De la columna «Vida pública», del periódico Reforma (1)

¿Qué sucede al noroeste del país? Pareciera que una vez más —de nuevo—, alguien dejó abierta la puerta a los demonios en este nuestro México. Y créame, mi amigo, se volvieron a soltar.

Como si no fuera suficiente la resaca poselectoral y el desorden inmediato a la toma de posesión, cada estado parece querer contribuir a las jaquecas de nuestro flamante presidente.

El último escándalo político, aprovéchelo mi amigo antes de que pase de moda en quince minutos, ha sido la misteriosa aparición del cadáver de un frustrado asaltabancos al norte de la República, en uno de aquellos lugares que los mapas comerciales no alcanzan a marcar.

Hemos estado atentos a la efervescencia política de la capital. Hemos vigilado los disturbios de Guadalajara y Monterrey, así como las revueltas sindicales en Puebla y Tampico. Vaya, hasta atestiguamos la violencia de la narcoguerrilla en lugares como Reynosa, San Luis, Río Colorado y Mexicali. Pero ¿quién, dígame usted, quién estuvo alguna vez al pendiente de un pueblo polvoso con el improbable nombre de Zopilote?

Pues ahí, durante la mañana de ayer, en un asalto a la única sucursal bancada del pueblo, hecho que tomó por sorpresa a la policía municipal de un lugar donde nunca sucede nada, se armó una balacera con una sola víctima. Uno de los asaltantes.

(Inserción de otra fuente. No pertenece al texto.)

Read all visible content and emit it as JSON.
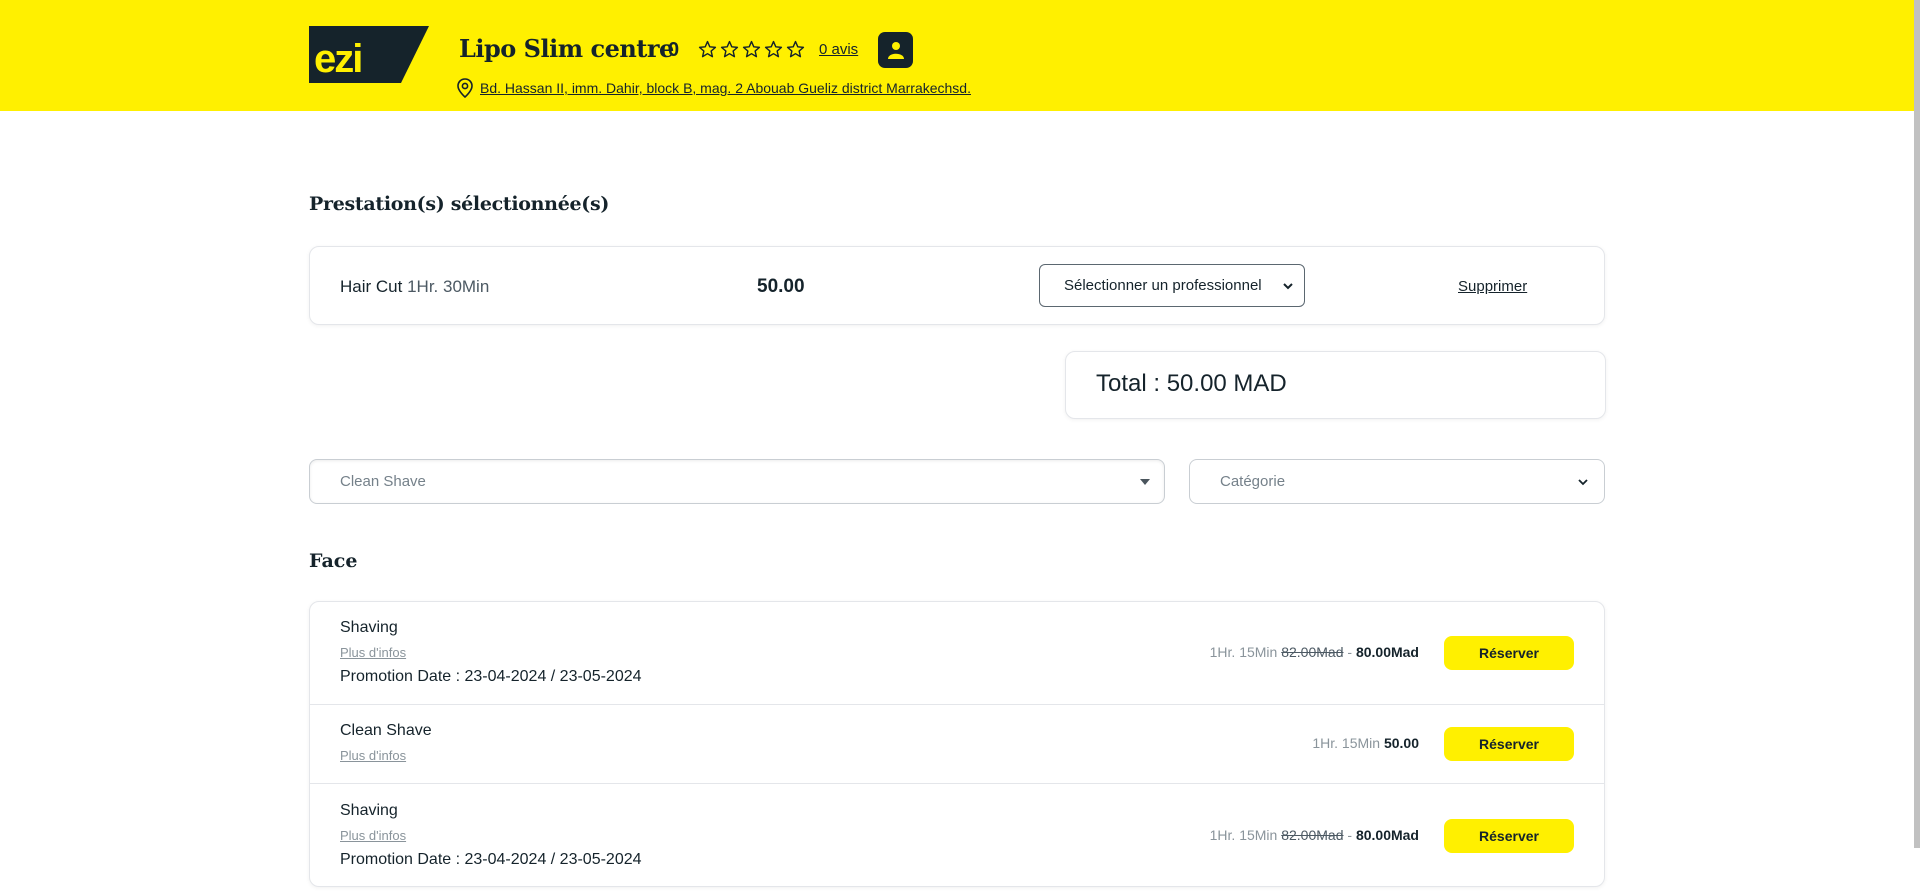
{
  "header": {
    "logo_text": "ezi",
    "business_name": "Lipo Slim centre",
    "rating_value": "0",
    "stars_filled": 0,
    "stars_total": 5,
    "reviews_link": "0 avis",
    "address": " Bd. Hassan II, imm. Dahir, block B, mag. 2 Abouab Gueliz district Marrakechsd.",
    "icons": {
      "user": "user-icon",
      "pin": "location-pin-icon",
      "star": "star-outline-icon"
    },
    "colors": {
      "brand_yellow": "#fff000",
      "dark": "#15232b"
    }
  },
  "selected": {
    "title": "Prestation(s) sélectionnée(s)",
    "item": {
      "name": "Hair Cut",
      "duration": " 1Hr. 30Min",
      "price": "50.00",
      "professional_select": "Sélectionner un professionnel",
      "delete_label": "Supprimer"
    },
    "total": "Total : 50.00 MAD"
  },
  "filters": {
    "service_value": "Clean Shave",
    "category_placeholder": "Catégorie"
  },
  "group": {
    "title": "Face",
    "services": [
      {
        "name": "Shaving",
        "info_link": "Plus d'infos",
        "promo": "Promotion Date : 23-04-2024 / 23-05-2024",
        "duration": "1Hr. 15Min ",
        "old_price": "82.00Mad",
        "separator": " - ",
        "price": "80.00Mad",
        "button": "Réserver"
      },
      {
        "name": "Clean Shave",
        "info_link": "Plus d'infos",
        "duration": "1Hr. 15Min ",
        "price": "50.00",
        "button": "Réserver"
      },
      {
        "name": "Shaving",
        "info_link": "Plus d'infos",
        "promo": "Promotion Date : 23-04-2024 / 23-05-2024",
        "duration": "1Hr. 15Min ",
        "old_price": "82.00Mad",
        "separator": " - ",
        "price": "80.00Mad",
        "button": "Réserver"
      }
    ]
  }
}
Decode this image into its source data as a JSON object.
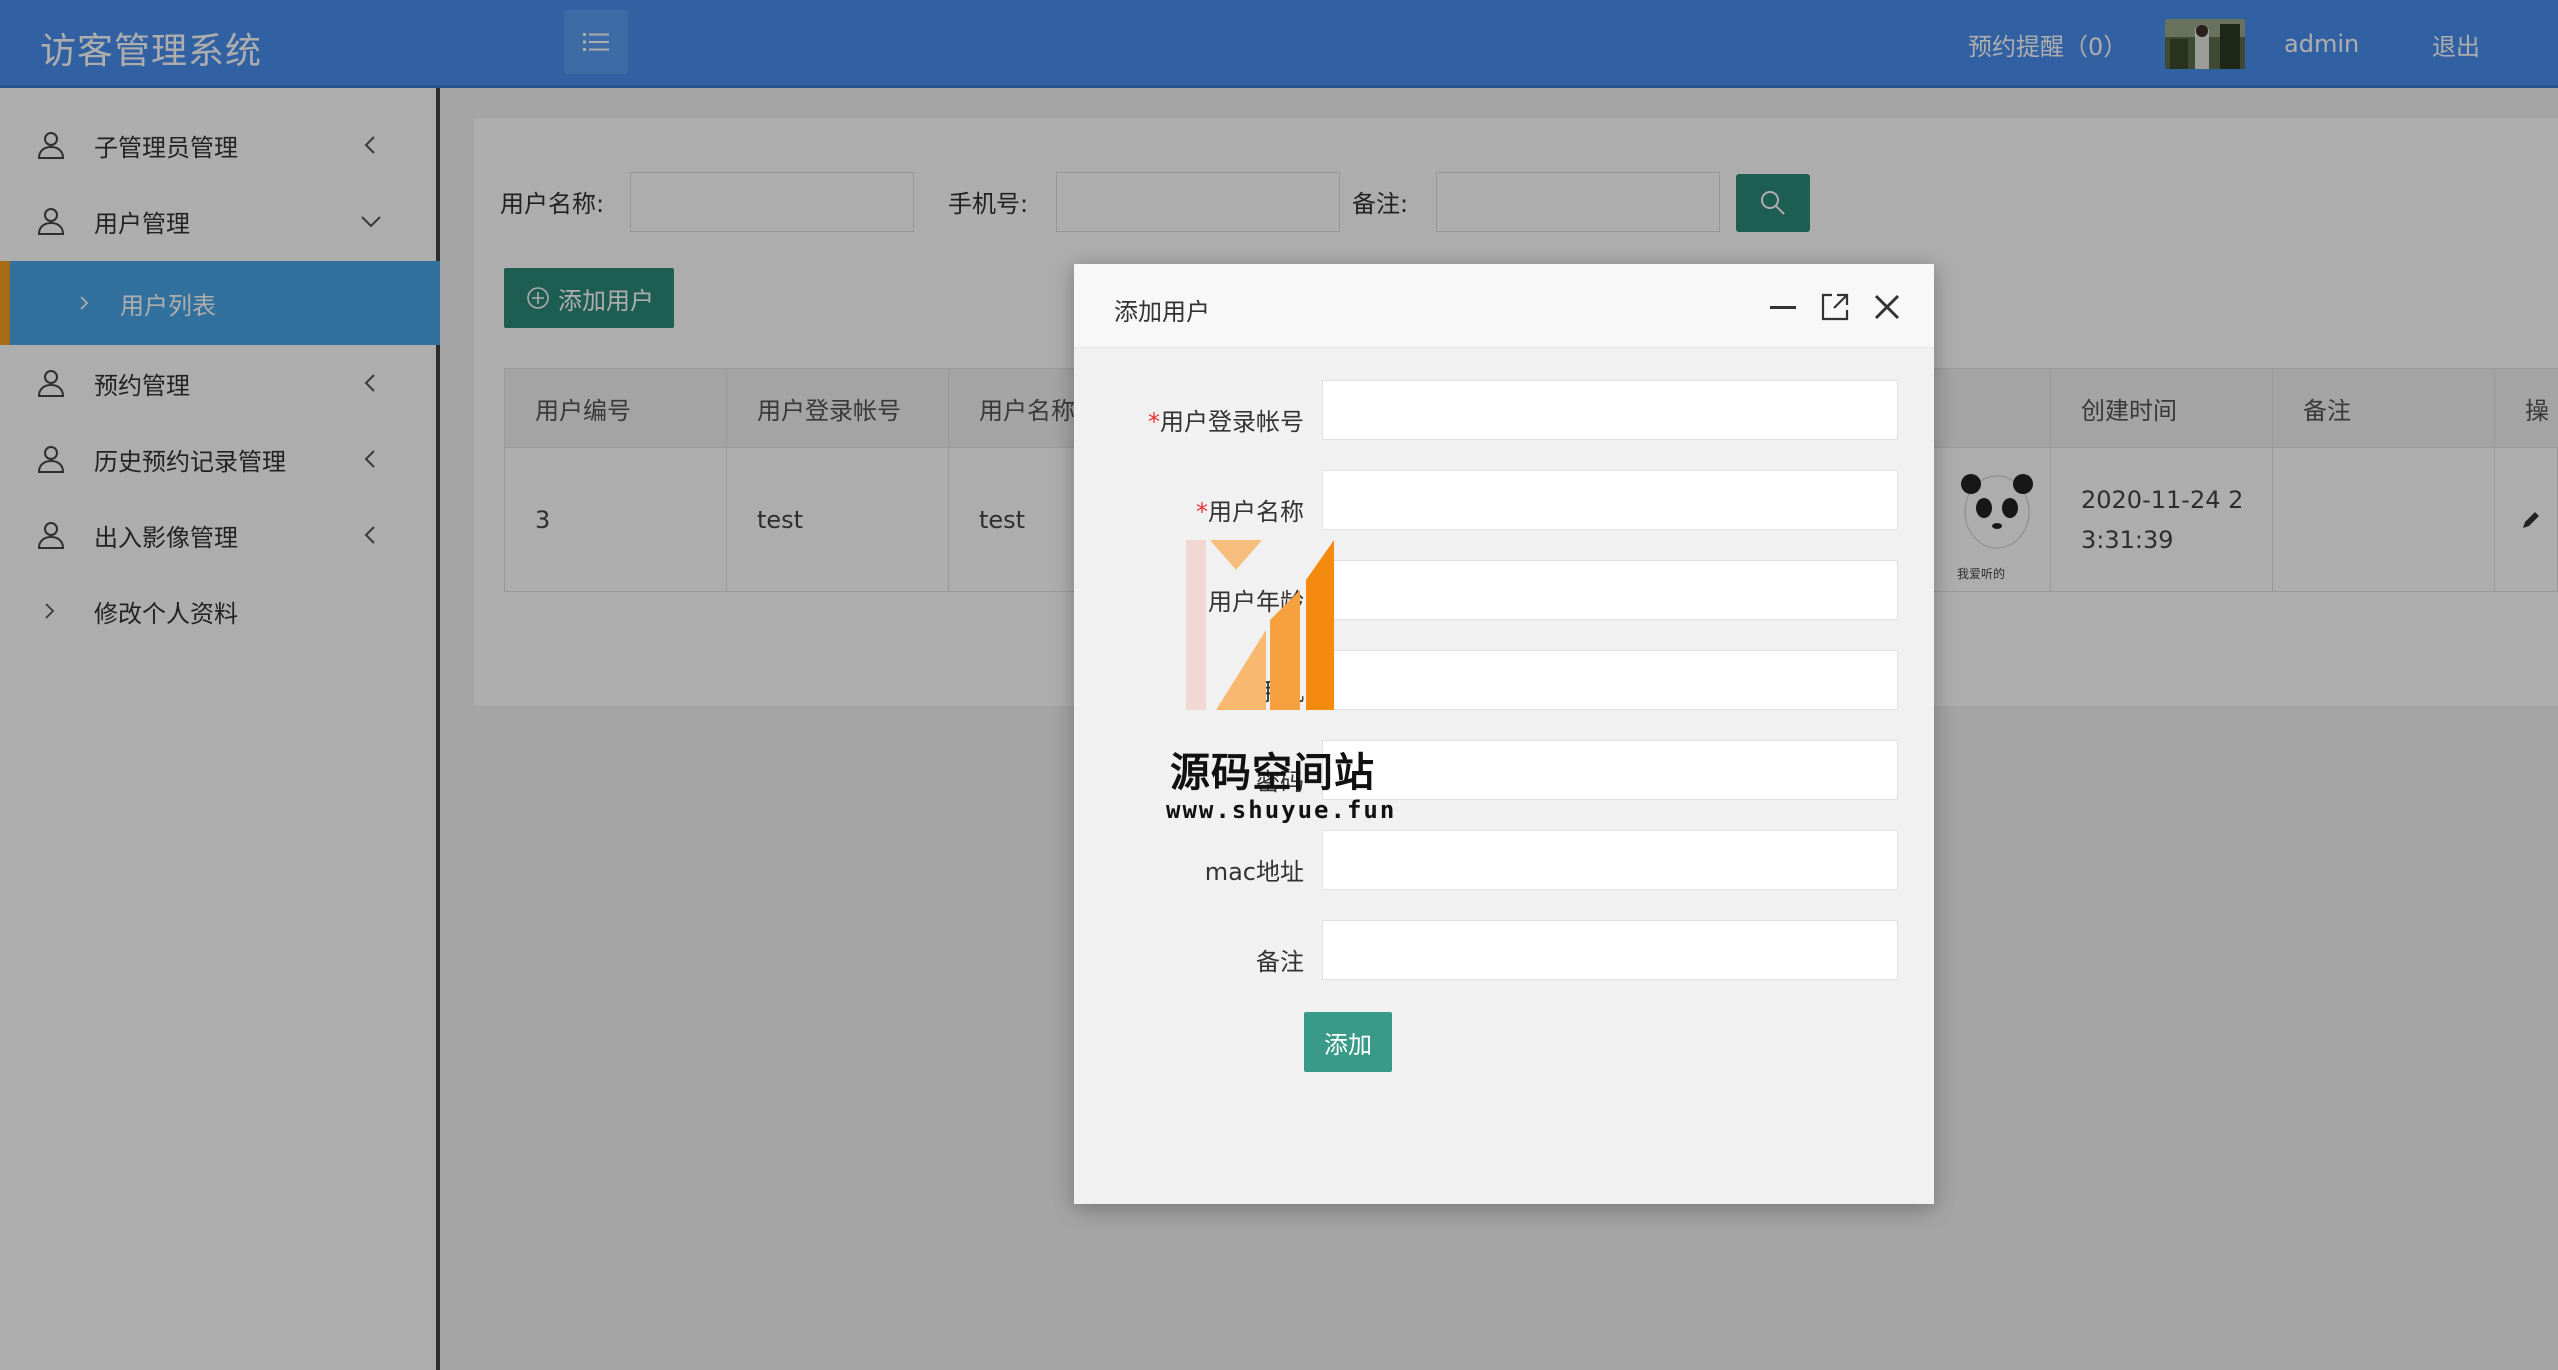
{
  "header": {
    "app_title": "访客管理系统",
    "reminder": "预约提醒（0）",
    "username": "admin",
    "logout": "退出"
  },
  "sidebar": {
    "items": [
      {
        "label": "子管理员管理",
        "icon": "user-icon",
        "chevron": "chevron-left-icon"
      },
      {
        "label": "用户管理",
        "icon": "user-icon",
        "chevron": "chevron-down-icon"
      },
      {
        "label": "用户列表",
        "icon": "chevron-right-icon",
        "active": true
      },
      {
        "label": "预约管理",
        "icon": "user-icon",
        "chevron": "chevron-left-icon"
      },
      {
        "label": "历史预约记录管理",
        "icon": "user-icon",
        "chevron": "chevron-left-icon"
      },
      {
        "label": "出入影像管理",
        "icon": "user-icon",
        "chevron": "chevron-left-icon"
      },
      {
        "label": "修改个人资料",
        "icon": "chevron-right-icon"
      }
    ]
  },
  "search": {
    "username_label": "用户名称:",
    "phone_label": "手机号:",
    "remark_label": "备注:"
  },
  "toolbar": {
    "add_user_label": "添加用户"
  },
  "table": {
    "headers": [
      "用户编号",
      "用户登录帐号",
      "用户名称",
      "创建时间",
      "备注",
      "操"
    ],
    "rows": [
      {
        "id": "3",
        "account": "test",
        "name": "test",
        "created_line1": "2020-11-24 2",
        "created_line2": "3:31:39",
        "remark": "",
        "image_caption": "我爱听的"
      }
    ]
  },
  "modal": {
    "title": "添加用户",
    "fields": [
      {
        "label": "用户登录帐号",
        "required": true
      },
      {
        "label": "用户名称",
        "required": true
      },
      {
        "label": "用户年龄",
        "required": false
      },
      {
        "label": "手机",
        "required": true
      },
      {
        "label": "密码",
        "required": false
      },
      {
        "label": "mac地址",
        "required": false
      },
      {
        "label": "备注",
        "required": false
      }
    ],
    "required_mark": "*",
    "submit_label": "添加"
  },
  "watermark": {
    "title": "源码空间站",
    "url": "www.shuyue.fun"
  },
  "colors": {
    "header_bg": "#4a90f0",
    "active_nav": "#4aa6e8",
    "active_marker": "#f0a020",
    "primary_button": "#2d8a78",
    "required": "#e33333"
  }
}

¿Qué de importante tiene esta nota, como para ser motivo de esta humilde columna? Casi nada, simplemente que el ahora occiso, como escribiría el maestro Eduardo Téllez, es nada menos que Fernando Figueroa Rojas, y si este nombre como de actor de telenovelas baratas no le dice nada es porque su padre es el que se ha hecho tristemente famoso.

Así es, Chimino Figueroa Figueroa alias El Picochulo no sólo es el padre de Fernando, sino uno de los narcotraficantes más buscados de ambos lados de la frontera, con el dudoso honor de estar entre los diez criminales más buscados del FBI.

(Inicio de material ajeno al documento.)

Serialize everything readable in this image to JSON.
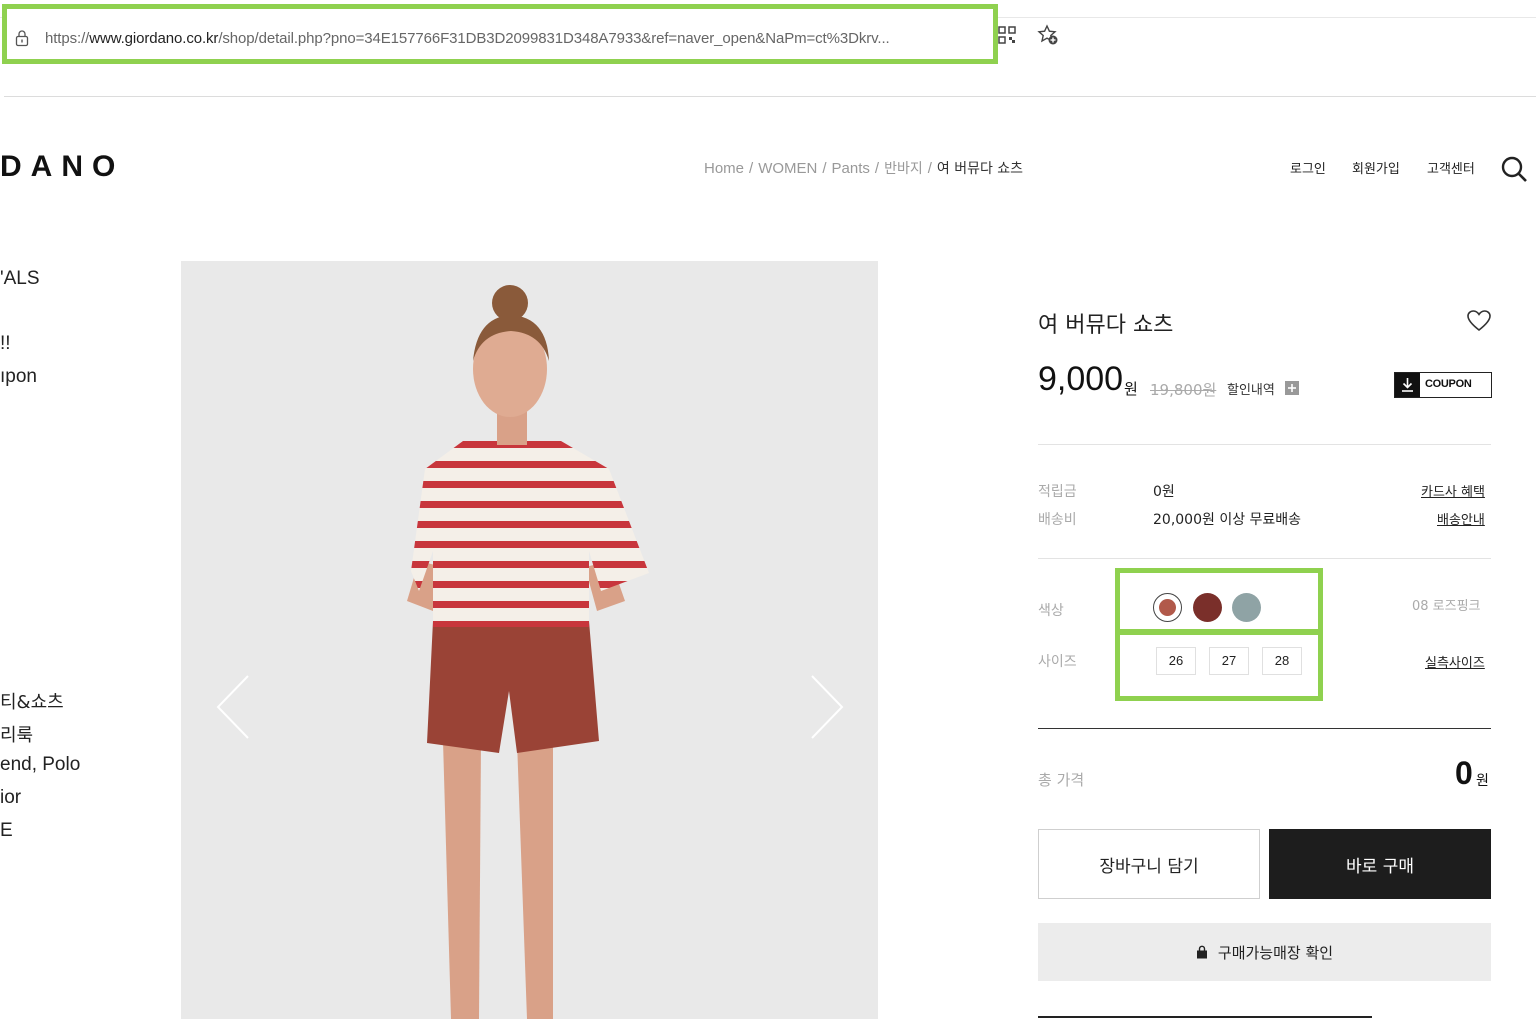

Honor que hasta hace poco compartía con su cómplice coterráneo de Constanza, Sinaloa, el temible Eliseo Zubiaga alias El Señor, recientemente encarcelado por el equipo entrante del procurador Vargas Martínez, acaso en un intento de dar un golpe espectacular para mejorar la deteriorada imagen de la Procuraduría Federal.

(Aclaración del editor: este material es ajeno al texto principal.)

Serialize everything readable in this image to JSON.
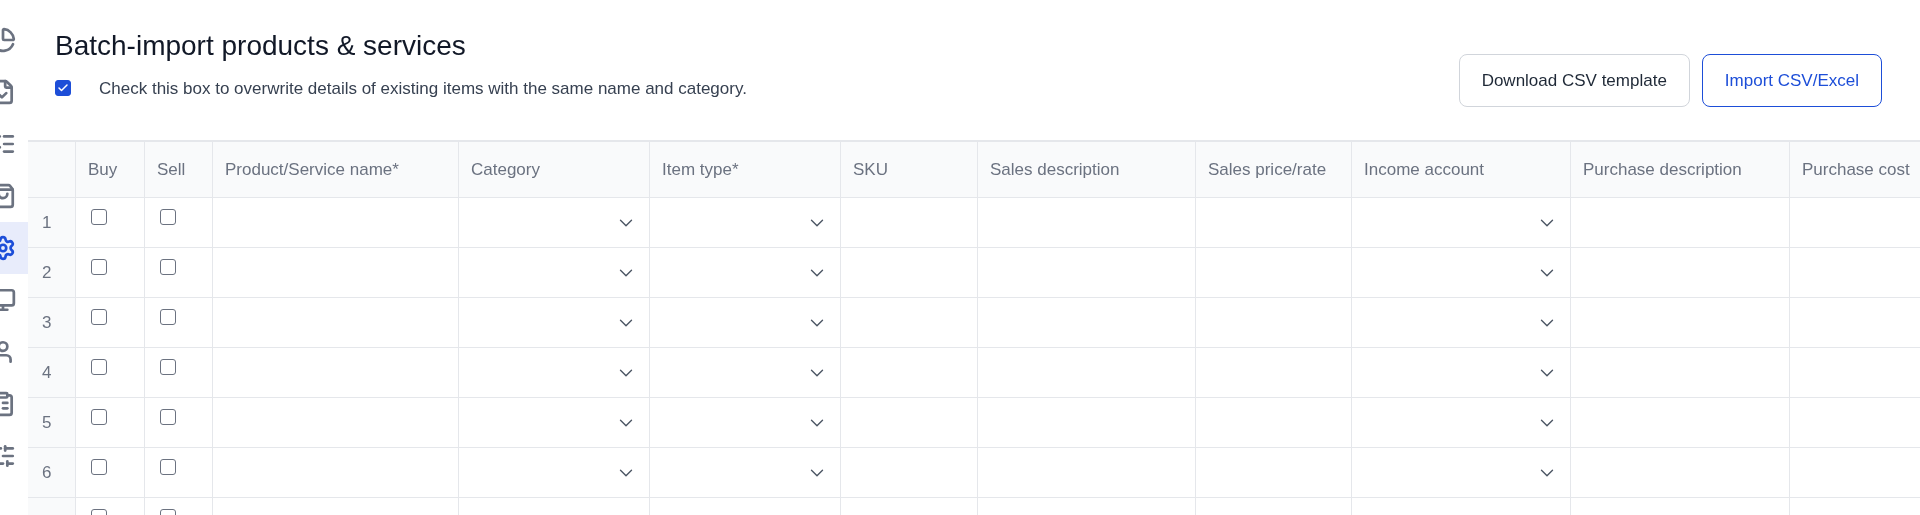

(Entre paréntesis, se dice en los pasillos del poder, se susurra en las sobremesas y se murmura en las ruedas de prensa que El Señor no durará mucho a la sombra. Las débiles pruebas aportadas por la fiscalía parecen palidecer ante la feroz defensa del veterano abogado Edgardo Beltrán. Se dice que los cargos ni siquiera son por delitos contra la salud, sino que están relacionados con el escándalo de aquella compra de submarinos nucleares a la marina rusa, pero ello será el tema de una futura columna).

Volviendo a quien en vida se llamara Fernando Figueroa, fuentes cercanas a esta columna lo tenían ubicado en un exilio en el Canadá, manteniendo un perfil muy bajo para evitar algún ajuste de cuentas.

Más allá de una fuerte adicción a las anfetaminas y el LSD, surtidos por la misma gente del cártel de su padre, vinculados localmente con la mafia haitiana, el muchacho parecía ser básicamente un ciudadano respetuoso de las leyes. No hay registro ni de que se hubiera pasado ni un alto (y usted sabe, amigo lector, cómo se las gastan los canacas con esos detalles).

Pues bien, ayer Fernando apareció muerto a más de seis mil kilómetros, en un pueblo cercano a la frontera, rodeado de kilómetros de polvo y desierto.

Desde luego, muchas son las preguntas que despierta esta muerte. ¿Qué hacía Fernando Figueroa en México? ¿Qué hacía en medio de una balacera, asaltando un banco a mitad de la nada? ¿Quiénes eran sus cómplices y porqué la policía local los dejó huir? ¿Estaba en contacto con su padre? ¿Fue muerto por orden de algún enemigo del cártel del Picochulo?

Los detalles de los hechos, desde luego, se mantienen en secreto «para no entorpecer las investigaciones». Ya lo sabe usted, pobrecitos policías, no los dejan hacer en paz su trabajo.

Algo muy feo se está cocinando en los sótanos del narcopoder en este país, amigo lector. Y mientras no se sepa qué es para poder detenerlo, ni usted ni yo ni los demás hijos del Picochulo estaremos seguros, secuestrados por una guerra en la que no se toman prisioneros.